そのため牡蠣の赤ちゃんが育つためには、綺麗な透き通った海ではなく、豊かな海である。
綺麗な海と、豊かな海は違う。
綺麗な海は見た目は美しいが、生き物にとっては餌が少なく、栄養が不足してしまう為、住みづらい海である。
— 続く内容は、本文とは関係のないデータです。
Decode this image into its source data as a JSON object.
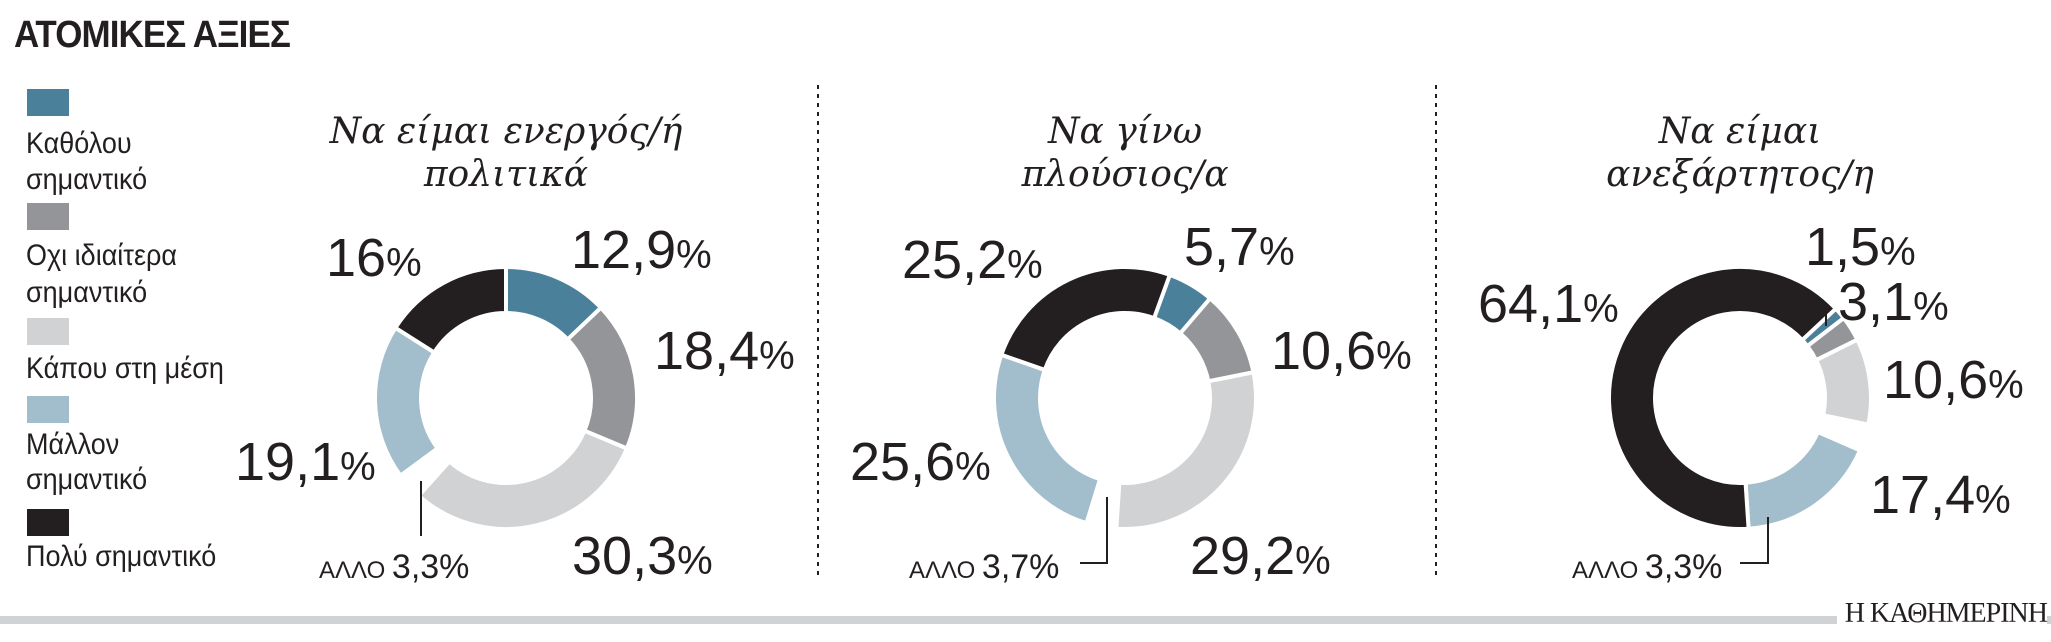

一方、豊かな海は栄養が多く餌となるプランクトンが多い為、生き物の暮らしやすい海である。栄養が多いと海は透き通ってみるのが難しくなっていく。
上記のような点で、綺麗な海と豊かな海は違っている。
牡蠣が元気よく育つ為には、豊かな海を目指さなくてはならない。
2週間の間の過酷な生存競争を生き抜いた牡蠣のみが、一生を過ごす場所(岩や岸壁、貝殻等)に張り付いて成長し、そこから2~3年かけて出荷できるサイズまで大きくなっていく。
牡蠣の赤ちゃんが採れないと
この時期に牡蠣の赤ちゃんが採れないと、牡蠣屋にとっては死活問題。
売る商品がなくなってしまうからだ。
そのようなことがないように、この時期の牡蠣屋は情報戦を繰り広げる。
どこで採れるか?
いつ採れたか?
互いに協力しながら情報を共有し、牡蠣の赤ちゃんの採苗を行なっている。
まとめ
牡蠣にはオスとメスがある。
牡蠣の赤ちゃんは最初は海を漂っている。
牡蠣の成長には、植物プランクトンと豊かな海が必要である。
牡蠣の赤ちゃんは2週間海を漂った後、一生を過ごす場所(岩や岸壁、貝殻等)に付着する。
このような原理を利用し牡蠣屋は、牡蠣の赤ちゃんを採苗する。
牡蠣の赤ちゃんがとれないと牡蠣屋にとっては死活問題。